During the Comprehensive Peace Agreement (CPA) period (June 2004–July 2011), Southern Sudan’s economy experienced enormous growth predicated on widespread international goodwill and an increasing subnational budget based on a growing petroleum industry, coupled with significant financial and development assistance. Upwards of four million Southern Sudanese returned after decades of displacement.

After independence in 2011, and particularly since 2012, when the new Government of South Sudan (GoSS) shut down its oil fields in a fee dispute with Sudan, the economy went into structural collapse. The outbreak of violent ethnically based conflict in December 2013 further deepened this and exacerbated existing regional, gender and class inequalities. It also resulted in the massive expansion of donor funded humanitarian assistance that still struggles to meet the basic nutrition needs of more than half of South Sudan’s population and provides minimal employment opportunities for its youth.

Most young women and men now rely on informal sector trade, agricultural production and market and food service work to earn money to live. But this precarious economic picture means that young people are particularly at risk of voluntary or forced recruitment into government militias, armed opposition groups or the national security sector forces. These options, at best, provide only poverty-level income.  

South Sudan’s youth do not consider livelihood support interventions by international actors to have contributed to any significant and sustainable impact.
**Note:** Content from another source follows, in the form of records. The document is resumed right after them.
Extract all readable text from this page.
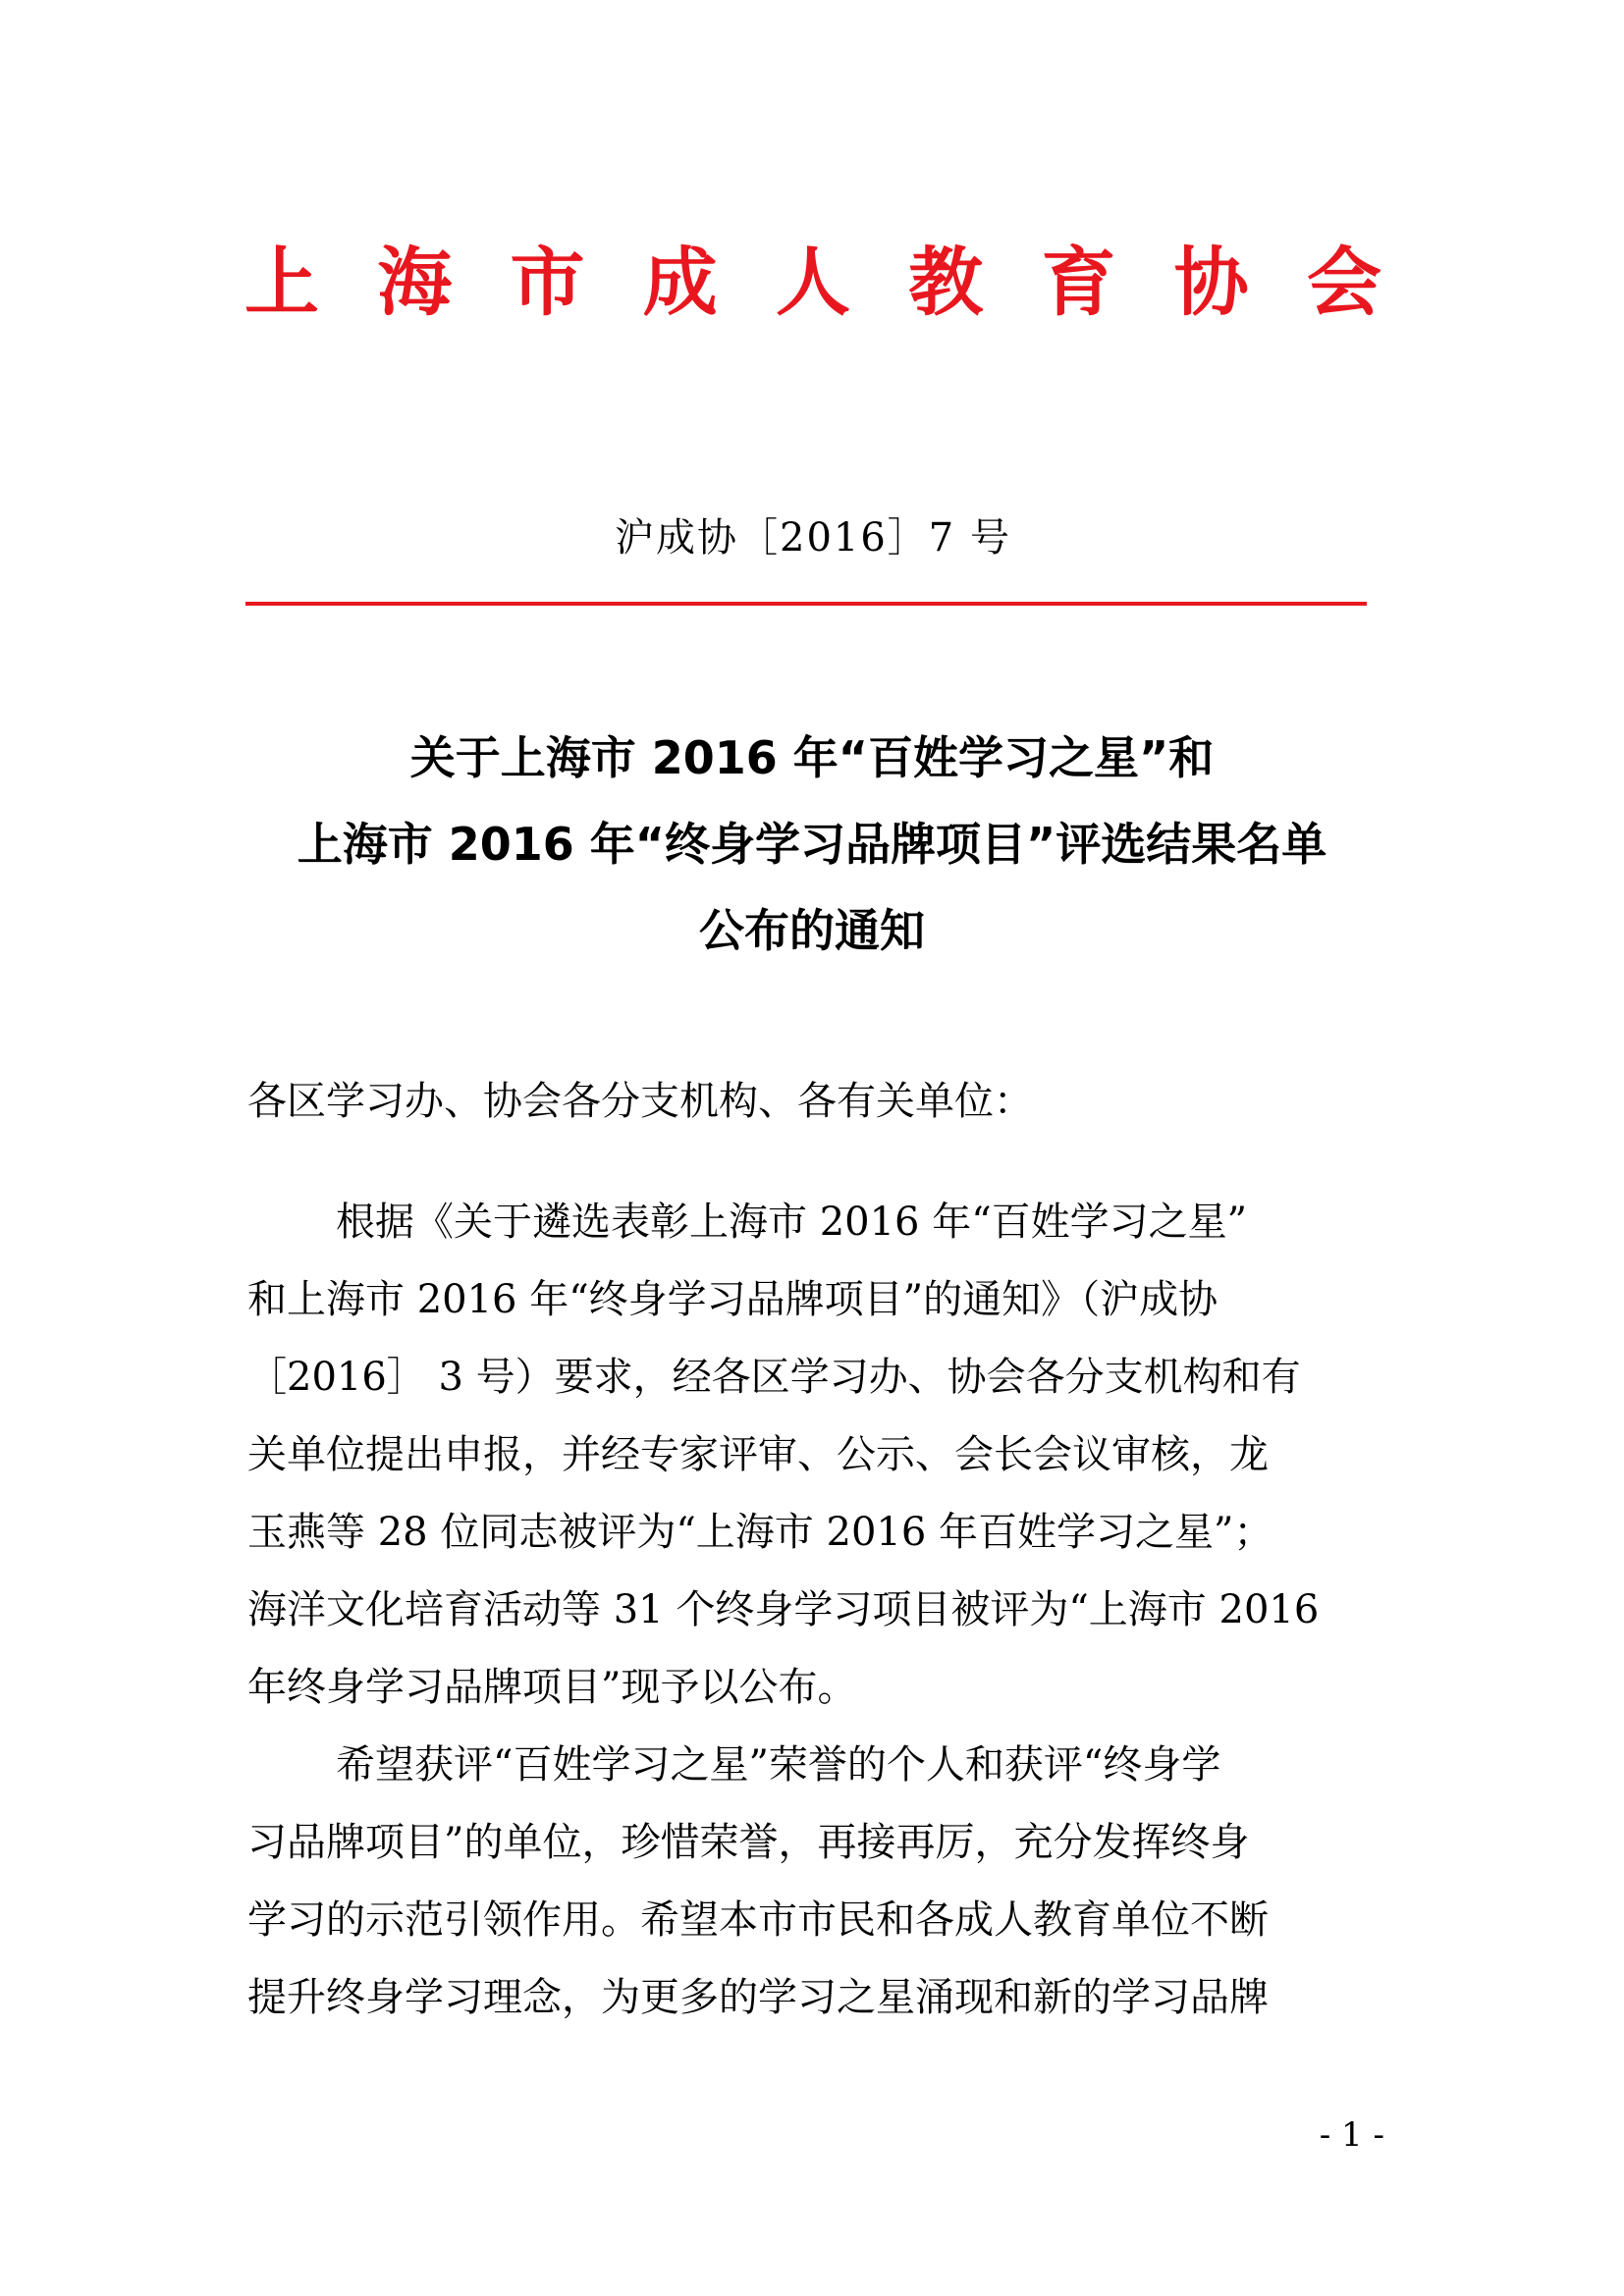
上 海 市 成 人 教 育 协 会
沪成协［2016］7 号
关于上海市 2016 年“百姓学习之星”和
上海市 2016 年“终身学习品牌项目”评选结果名单
公布的通知
各区学习办、协会各分支机构、各有关单位：
根据《关于遴选表彰上海市 2016 年“百姓学习之星”
和上海市 2016 年“终身学习品牌项目”的通知》（沪成协
［2016］ 3 号）要求，经各区学习办、协会各分支机构和有
关单位提出申报，并经专家评审、公示、会长会议审核，龙
玉燕等 28 位同志被评为“上海市 2016 年百姓学习之星”；
海洋文化培育活动等 31 个终身学习项目被评为“上海市 2016
年终身学习品牌项目”现予以公布。
希望获评“百姓学习之星”荣誉的个人和获评“终身学
习品牌项目”的单位，珍惜荣誉，再接再厉，充分发挥终身
学习的示范引领作用。希望本市市民和各成人教育单位不断
提升终身学习理念，为更多的学习之星涌现和新的学习品牌
- 1 -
Instead, they consider the international approach to have predominantly focused on individual entrepreneurship, market engagement and small business support that people are already involved with, but which face the challenging conditions described above.

This research, which was led by a team of young Southern Sudanese who have first-hand experience of these challenges, concludes that there remains an urgent need to better understand how genuinely sustainable livelihood interventions might work, and what international support for nation building and economic recovery might look like. These strategies would need to challenge some of the recurrent, abusive economic relationships, as well as the exclusive and elitist character of international assistance itself.